Getting A Mortgage In Retirement
It’s not so uncommon when you hear someone who retired wanting to pack up their things and move. While it can be an exhilarating time, it can also be rather difficult, especially if their planning on buying a new house altogether. Lenders are barred from discriminating against older people who are trying to apply for a loan. Despite having the advantage of not having to worry about discrimination, retirees are still going to face some difficult challenges in obtaining a mortgage.
Read on to learn a few tips about securing a mortgage while in retirement.
Purchasing a New Home Isn’t Always the Best Decision
Purchasing a mortgage is a huge undertaking for anyone, regardless of whether they work or not. Should someone even get approved for one, it’s not always the smartest financial decision to make. A lot of retirees these days have a lower income than they did while they were working. Due to this, many people tend to underestimate how long the money needs to last for them. Adding a mortgage payment can deplete what little money is there even faster, which can make it difficult to live comfortably.
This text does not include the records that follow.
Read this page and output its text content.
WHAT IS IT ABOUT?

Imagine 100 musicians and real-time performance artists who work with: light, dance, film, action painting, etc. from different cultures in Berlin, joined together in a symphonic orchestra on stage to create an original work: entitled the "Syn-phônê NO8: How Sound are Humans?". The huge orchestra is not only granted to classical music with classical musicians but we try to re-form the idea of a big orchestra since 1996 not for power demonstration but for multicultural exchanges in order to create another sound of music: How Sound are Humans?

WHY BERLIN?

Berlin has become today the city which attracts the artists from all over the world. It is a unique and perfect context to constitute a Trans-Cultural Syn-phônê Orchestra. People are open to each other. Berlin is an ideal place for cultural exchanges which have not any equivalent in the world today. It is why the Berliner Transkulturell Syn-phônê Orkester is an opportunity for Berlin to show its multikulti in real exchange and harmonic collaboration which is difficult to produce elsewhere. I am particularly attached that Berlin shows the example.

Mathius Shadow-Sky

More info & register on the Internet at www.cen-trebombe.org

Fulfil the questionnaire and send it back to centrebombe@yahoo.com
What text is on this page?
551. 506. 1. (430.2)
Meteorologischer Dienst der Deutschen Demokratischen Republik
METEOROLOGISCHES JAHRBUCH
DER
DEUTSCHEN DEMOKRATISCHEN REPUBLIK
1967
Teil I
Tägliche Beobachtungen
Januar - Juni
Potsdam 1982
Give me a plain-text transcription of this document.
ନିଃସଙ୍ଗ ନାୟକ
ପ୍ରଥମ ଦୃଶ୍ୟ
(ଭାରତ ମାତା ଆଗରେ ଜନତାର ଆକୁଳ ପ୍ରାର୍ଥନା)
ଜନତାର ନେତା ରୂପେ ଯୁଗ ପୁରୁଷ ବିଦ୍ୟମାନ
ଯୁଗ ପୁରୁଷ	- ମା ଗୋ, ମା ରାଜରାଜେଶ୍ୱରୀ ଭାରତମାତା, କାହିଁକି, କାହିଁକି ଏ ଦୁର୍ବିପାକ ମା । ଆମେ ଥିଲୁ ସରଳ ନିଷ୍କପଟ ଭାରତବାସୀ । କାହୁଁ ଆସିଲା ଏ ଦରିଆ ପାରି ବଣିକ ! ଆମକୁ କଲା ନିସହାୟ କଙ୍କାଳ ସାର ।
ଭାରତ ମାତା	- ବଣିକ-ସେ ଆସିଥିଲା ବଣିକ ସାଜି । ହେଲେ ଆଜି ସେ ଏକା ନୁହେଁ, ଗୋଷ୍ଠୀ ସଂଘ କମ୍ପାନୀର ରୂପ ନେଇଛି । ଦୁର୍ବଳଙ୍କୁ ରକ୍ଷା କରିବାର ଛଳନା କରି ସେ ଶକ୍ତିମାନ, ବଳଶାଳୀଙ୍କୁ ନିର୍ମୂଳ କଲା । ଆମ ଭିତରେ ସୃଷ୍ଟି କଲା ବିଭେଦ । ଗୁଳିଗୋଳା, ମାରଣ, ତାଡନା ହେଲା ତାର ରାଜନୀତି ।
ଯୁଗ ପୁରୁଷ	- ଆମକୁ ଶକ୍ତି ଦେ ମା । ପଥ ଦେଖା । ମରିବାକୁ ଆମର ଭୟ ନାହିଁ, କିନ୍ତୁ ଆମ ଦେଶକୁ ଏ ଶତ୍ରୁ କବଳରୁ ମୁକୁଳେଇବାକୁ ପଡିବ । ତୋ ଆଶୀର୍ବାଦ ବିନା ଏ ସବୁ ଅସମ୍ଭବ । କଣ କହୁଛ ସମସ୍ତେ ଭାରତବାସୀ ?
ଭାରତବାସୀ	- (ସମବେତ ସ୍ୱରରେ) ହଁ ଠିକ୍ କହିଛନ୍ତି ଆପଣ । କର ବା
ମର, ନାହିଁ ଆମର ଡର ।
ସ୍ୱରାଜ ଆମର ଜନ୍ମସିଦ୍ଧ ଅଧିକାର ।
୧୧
Regardless of age potential home buyers need to do their homework. With that said, make sure you carefully evaluate your finances before applying for a mortgage. Buying a home involves a lot more than just the monthly payment. You also need to consider property tax and homeowner insurance. In addition, you need to plan for other monthly expenses, which include power, water and even unexpected medical bills.
In addition, remember to evaluate whatever debts you have as well. Having debt not only lowers your credit score but can also significantly hurt your chances of securing a mortgage. Finally, having too much credit can also work against you. It's recommended that you utilize only 20 percent of your total credit. Lenders like to see that you know how to manage your credit responsibly.
Showing the Right Amount of Income
With retirees no longer working, they are no longer able to show any traditional income. However, having a job is not a requirement for applying for a mortgage and here’s why; any income that is received from pensions or a social security account will count. In addition to that, withdrawing from a retirement account is also counted. Aside from showing a stable income, retirees must also show a low debt-to-income ratio. It may not be a challenge for some people, depending on how much they have and how much income they will have in retirement.
Before signing a mortgage application, talk to a few lenders about their income and debt-to-income ratio restrictions.
It's crucial to remember that when you apply for a mortgage, lenders consider a variety of variables.
They’ll want to look at your credit score, down payments and occupancy status. If you’re retired and looking to purchase a mortgage, make sure you’re 100 percent prepared for it. It’s a long and bumpy road, but the payoff is worth it.